A propos de cette série  
 
15 peintures sur papiers et 18 toiles, s'inspirant de paysages géographiques ou cosmiques émergeant de la peau d'une vache.
 
 
 
Ce qu'en dit Micheline LO  
 
Texte extrait du catalogue La Vache Bleue

Le projet a été inspiré par la vignette du camembert de la marque La Vache Bleue. Cette image tout alimentaire m'a soudain frappée par son aspect géographique et cosmique. En effet, la grande tache que l'animal porte sur le dos évoque un continent. La forme circulaire, l'or, le bleu jour, le bleu nuit, tout cet ensemble favorisait une simplification terrestre et céleste de la grande mère vache, jusqu'à en faire une métamorphose de la planète. Le bleu et l'or, de plus, charriaient des réminiscences de mozaïques byzantines. Particulièrmenet m'est revenu le souvenir de la voûte constellée du tombeau de Galla Placidia, à Ravenne (5è siècle).

C'est avec ce projet ambitieux que me trouvant dans la Drôme à Noël 1987-88, j'ai aligné une dizaine de croquis des montagnes environnantes, groupées autour du dos majestueux du mont Ventoux. Cela, je l'intulai vaguement Prologue à la Vache Bleue. Le projet lui-même a démarré lentement, fin janvier, avec des vaches tantôt filant dans l'espace, soeurs de lait de la Voie Lactée, tantôt plaquées au sol, en planisphères. Une vingtaine de ces papiers, en général de 50x65 cm, ont été accessibles au public, en mai-juin 1988, lors de l'ouverture des ateliers d'artistes de Saint-Gilles, pendant trois week-ends successifs.

Les toiles d'un mètre carré qui leur ont fait suite, peintes l'été 88, se sont ressenties du désir de retrouver au plus près l'animal, plus lourd, plus épais, enfoncé dans son immense corps ruminant et immobile, quasi minéral, et cependant plein de lait et de paille, et la vaste sérénité du regard, dont j'ai cherché à préserver toujours l'animalité. Me défiant de la
Vache Qui Rit, dont le regard est humain.

En septembre, j'ai fait quelques monotypes, très près de l'image du camembert. Ils ont été conçus comme des médailles. Leur lumière cherche à rendre l'effet d'une réapparition progressive de la gravure, comme d'une médaille oxydée qu'un décapant ranimerait jusqu'à rendre l'image déchiffrable.

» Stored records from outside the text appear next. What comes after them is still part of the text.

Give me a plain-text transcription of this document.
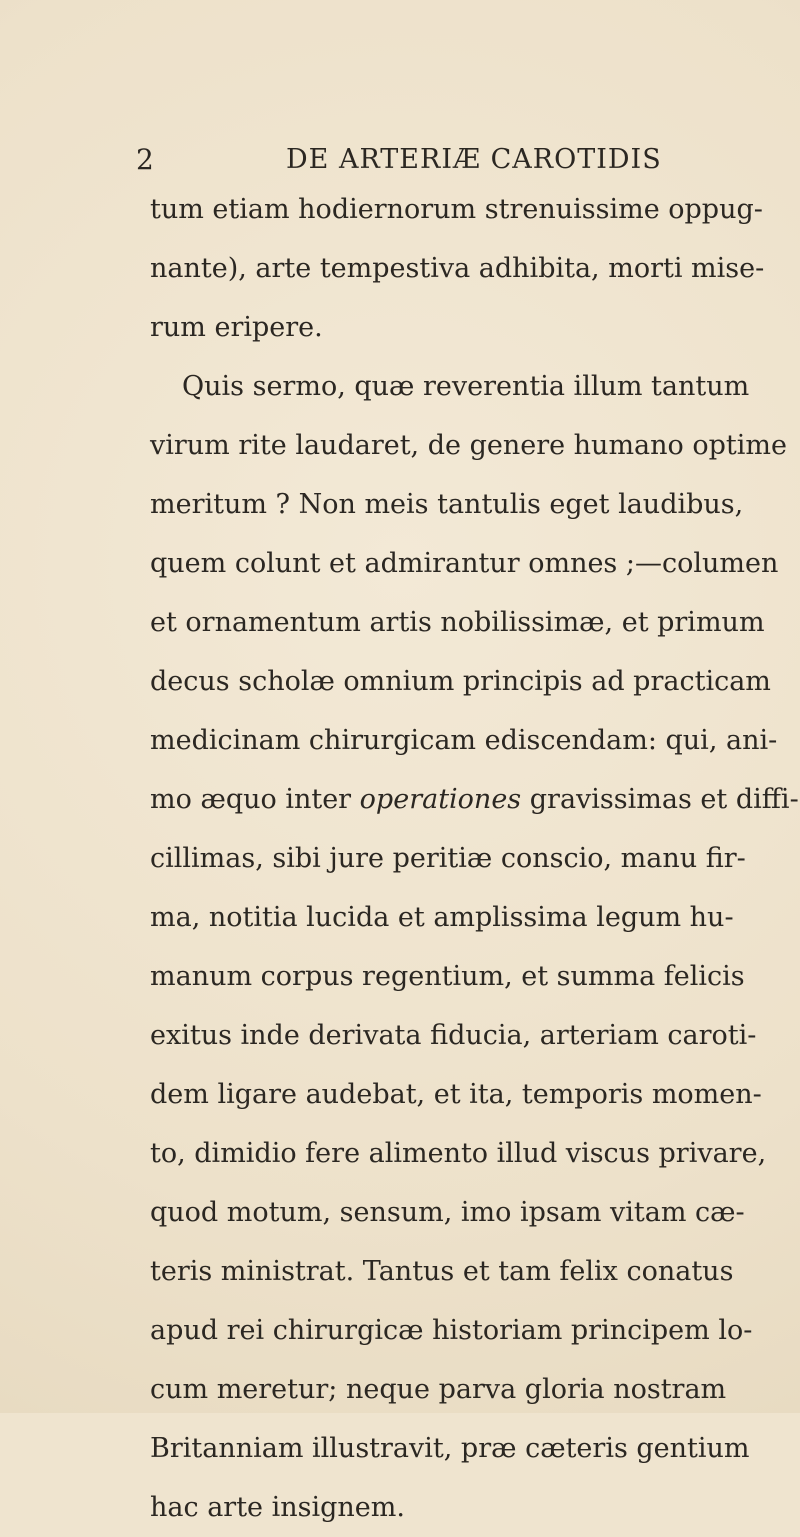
2	DE ARTERIÆ CAROTIDIS
tum etiam hodiernorum strenuissime oppug-
nante), arte tempestiva adhibita, morti mise-
rum eripere.
Quis sermo, quæ reverentia illum tantum
virum rite laudaret, de genere humano optime
meritum ? Non meis tantulis eget laudibus,
quem colunt et admirantur omnes ;—columen
et ornamentum artis nobilissimæ, et primum
decus scholæ omnium principis ad practicam
medicinam chirurgicam ediscendam: qui, ani-
mo æquo inter operationes gravissimas et diffi-
cillimas, sibi jure peritiæ conscio, manu fir-
ma, notitia lucida et amplissima legum hu-
manum corpus regentium, et summa felicis
exitus inde derivata fiducia, arteriam caroti-
dem ligare audebat, et ita, temporis momen-
to, dimidio fere alimento illud viscus privare,
quod motum, sensum, imo ipsam vitam cæ-
teris ministrat. Tantus et tam felix conatus
apud rei chirurgicæ historiam principem lo-
cum meretur; neque parva gloria nostram
Britanniam illustravit, præ cæteris gentium
hac arte insignem.
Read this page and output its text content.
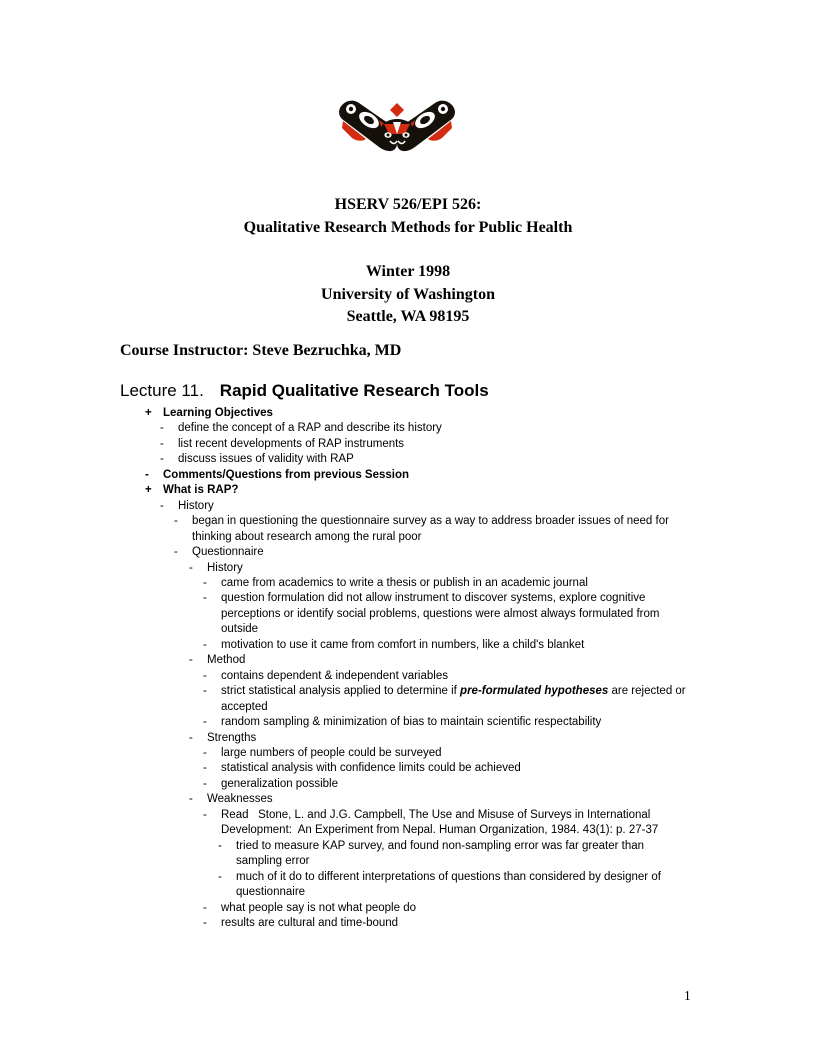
HSERV 526/EPI 526:
Qualitative Research Methods for Public Health
Winter 1998
University of Washington
Seattle, WA 98195
Course Instructor: Steve Bezruchka, MD
Lecture 11. Rapid Qualitative Research Tools
+ Learning Objectives
-	define the concept of a RAP and describe its history
-	list recent developments of RAP instruments
-	discuss issues of validity with RAP
-	Comments/Questions from previous Session
+ What is RAP?
-	History
-	began in questioning the questionnaire survey as a way to address broader issues of need for thinking about research among the rural poor
-	Questionnaire
-	History
-	came from academics to write a thesis or publish in an academic journal
-	question formulation did not allow instrument to discover systems, explore cognitive perceptions or identify social problems, questions were almost always formulated from outside
-	motivation to use it came from comfort in numbers, like a child's blanket
-	Method
-	contains dependent & independent variables
-	strict statistical analysis applied to determine if pre-formulated hypotheses are rejected or accepted
-	random sampling & minimization of bias to maintain scientific respectability
-	Strengths
-	large numbers of people could be surveyed
-	statistical analysis with confidence limits could be achieved
-	generalization possible
-	Weaknesses
-	Read   Stone, L. and J.G. Campbell, The Use and Misuse of Surveys in International Development:  An Experiment from Nepal. Human Organization, 1984. 43(1): p. 27-37
-	tried to measure KAP survey, and found non-sampling error was far greater than sampling error
-	much of it do to different interpretations of questions than considered by designer of questionnaire
-	what people say is not what people do
-	results are cultural and time-bound
1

Les quelques grandes toiles qui ont suivi correspondent à la maturité du projet, jouant d'un aspect ou de l'autre. Ainsi la variation 36, huile sur toile de 2x2m, qu'on pourrait appeler Vache Polaire, superpose, en une sorte de filigrane à prise de vue plongeante, le ciel étoilé, autour de l'étoile polaire, et l'Europe, virant au froid des icebergs. Les deux dernières toiles sont marquées par l'état d'esprit du projet ultérieur. Traversées de ciel en très grandes nappes, elles préparent la 4è série des Paradis de Dante, entamée depuis.

Autres extraits

[...] Quant à la Vache Bleue, quel paradoxe qu'une carte géographique germant d'un corps vivant ! C'est une série un peu à part, gérée par la tendresse pour la planète terre devenue fragile, avec le paradoxe, toujours, d'une fragilité colossale. [...]

[...] Une quarantaine de papiers et de toiles sont sortis de l'étiquette de la boîte de camembert du même nom. La peau de la vache avec ses taches géographiques, et la générosité de la laitière ont mobilisé une tendresse pour la planète terre, notre nourrice bleue.[...]
 
 
 
Ce qu'en dit Henri VAN LIER  
 
Y avait-il alors quelque part une figure qui résumerait presque d'un coup les paysages cérébraux que les neurones humains projettent sur les paysages réels ? Un portrait de plus, mais de la Planète entière ?.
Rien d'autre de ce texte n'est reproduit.